The US Treasury Department gave immediate effect to FIRRMA through regulations issued in October 2018 that implemented certain parts of FIRRMA and established a pilot program on critical technologies that, effective November 10, 2018, expanded the scope of transactions subject to CFIUS review and mandated the submission of short-form “declarations” to CFIUS under certain circumstances.
On September 17, 2019, the Treasury Department released the long-awaited comprehensive draft regulations to implement FIRRMA, which significantly expand the jurisdiction of CFIUS to cover a much wider range of transactions. The new regulations took effect February 13, 2020.

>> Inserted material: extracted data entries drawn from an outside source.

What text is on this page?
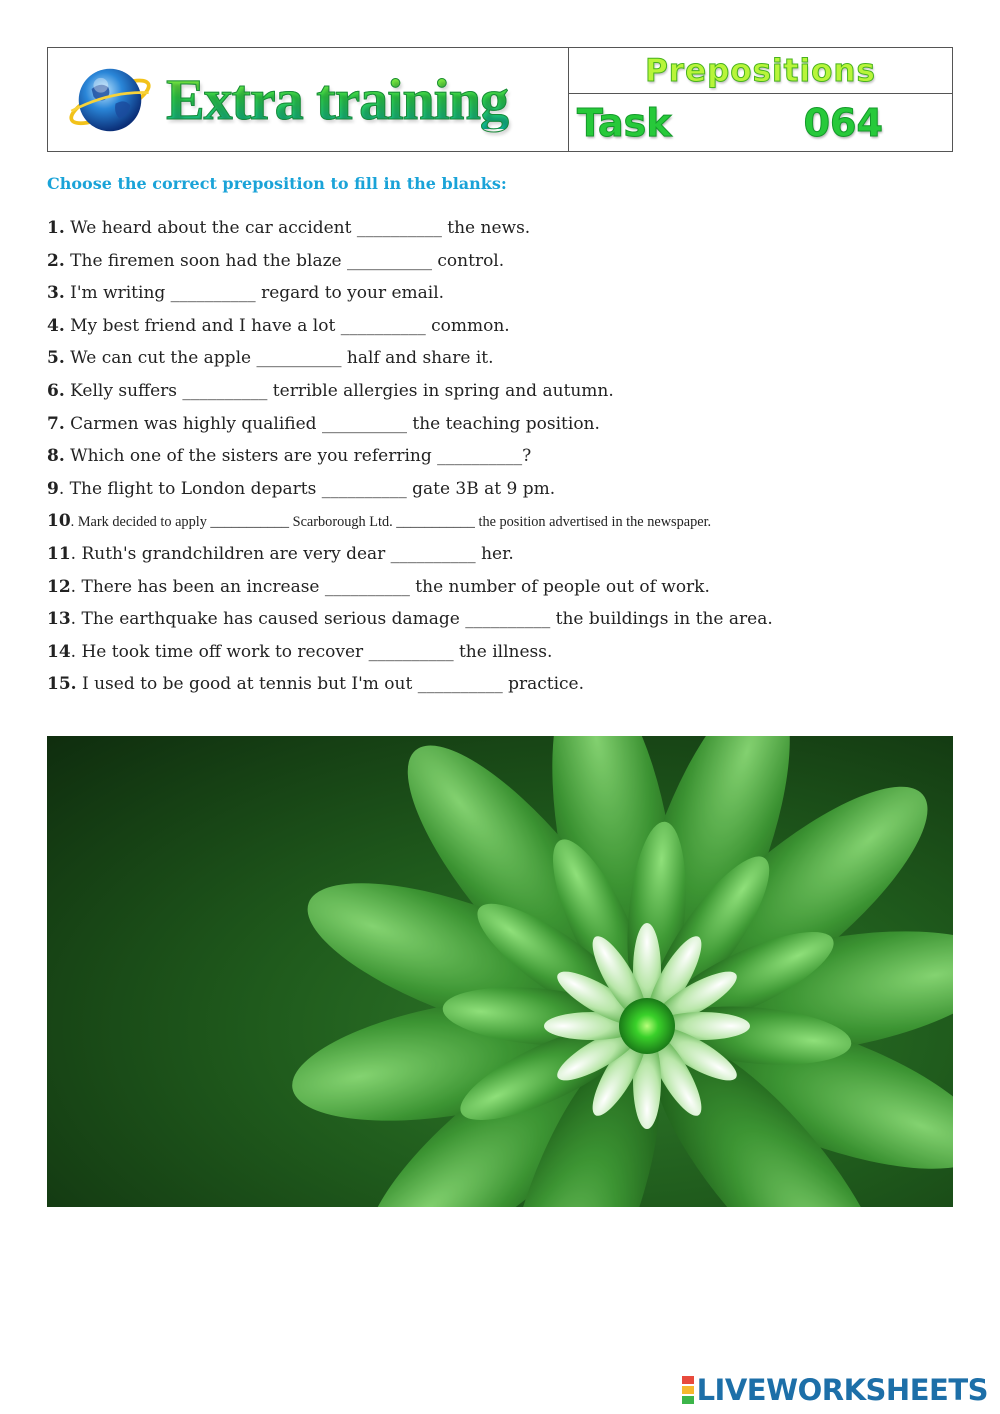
Extra training	Prepositions
Task	064
Choose the correct preposition to fill in the blanks:
1. We heard about the car accident __________ the news.
2. The firemen soon had the blaze __________ control.
3. I'm writing __________ regard to your email.
4. My best friend and I have a lot __________ common.
5. We can cut the apple __________ half and share it.
6. Kelly suffers __________ terrible allergies in spring and autumn.
7. Carmen was highly qualified __________ the teaching position.
8. Which one of the sisters are you referring __________?
9. The flight to London departs __________ gate 3B at 9 pm.
10. Mark decided to apply ___________ Scarborough Ltd. ___________ the position advertised in the newspaper.
11. Ruth's grandchildren are very dear __________ her.
12. There has been an increase __________ the number of people out of work.
13. The earthquake has caused serious damage __________ the buildings in the area.
14. He took time off work to recover __________ the illness.
15. I used to be good at tennis but I'm out __________ practice.
LIVEWORKSHEETS
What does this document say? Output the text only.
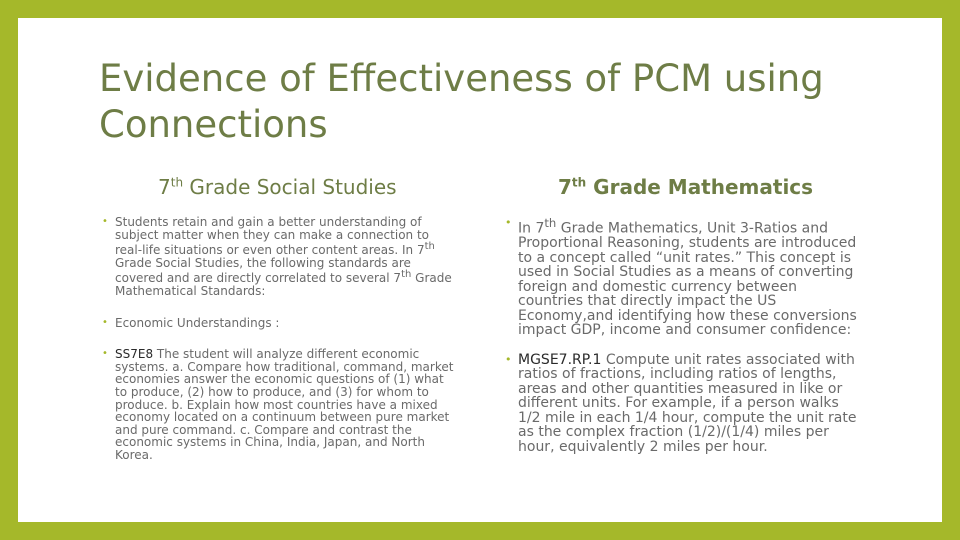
Evidence of Effectiveness of PCM using Connections
7th Grade Social Studies	7th Grade Mathematics
• Students retain and gain a better understanding of subject matter when they can make a connection to real-life situations or even other content areas. In 7th Grade Social Studies, the following standards are covered and are directly correlated to several 7th Grade Mathematical Standards:
• Economic Understandings :
• SS7E8 The student will analyze different economic systems. a. Compare how traditional, command, market economies answer the economic questions of (1) what to produce, (2) how to produce, and (3) for whom to produce. b. Explain how most countries have a mixed economy located on a continuum between pure market and pure command. c. Compare and contrast the economic systems in China, India, Japan, and North Korea.
• In 7th Grade Mathematics, Unit 3-Ratios and Proportional Reasoning, students are introduced to a concept called “unit rates.” This concept is used in Social Studies as a means of converting foreign and domestic currency between countries that directly impact the US Economy,and identifying how these conversions impact GDP, income and consumer confidence:
• MGSE7.RP.1 Compute unit rates associated with ratios of fractions, including ratios of lengths, areas and other quantities measured in like or different units. For example, if a person walks 1/2 mile in each 1/4 hour, compute the unit rate as the complex fraction (1/2)/(1/4) miles per hour, equivalently 2 miles per hour.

Our CFIUS team represents US companies that receive foreign investments and foreign companies and investment funds that make investments in US companies. We advise on transactions involving critical infrastructure, critical technologies, sensitive personal data, and real estate, including mergers and acquisitions, venture capital investments, and private equity transactions. We guide clients through the regulatory implications of various transactions and regularly prepare joint voluntary notice and declaration filings for CFIUS review.
Foreign Ownership, Control, or Influence (FOCI)
In addition, when a foreign investment is in a US company that performs classified work for the US Government, we are very experienced at implementing and advising on measures to mitigate foreign ownership, control, or influence (FOCI) in accordance with the government’s National Industrial Security Program Operating Manual (NISPOM). Our team works closely with the Defense Security Service (DSS) and other cognizant security agencies to identify potential FOCI – and to implement mitigation measures.
Our team has represented many companies in developing and implementing proxy agreements, special security agreements (SSAs), security control agreements (SCAs), and other FOCI-mitigation measures. Often, clients invite us to continue the representation long after the transaction is completed – to assist with and oversee the company’s implementation of FOCI-mitigation processes and related contracting practices.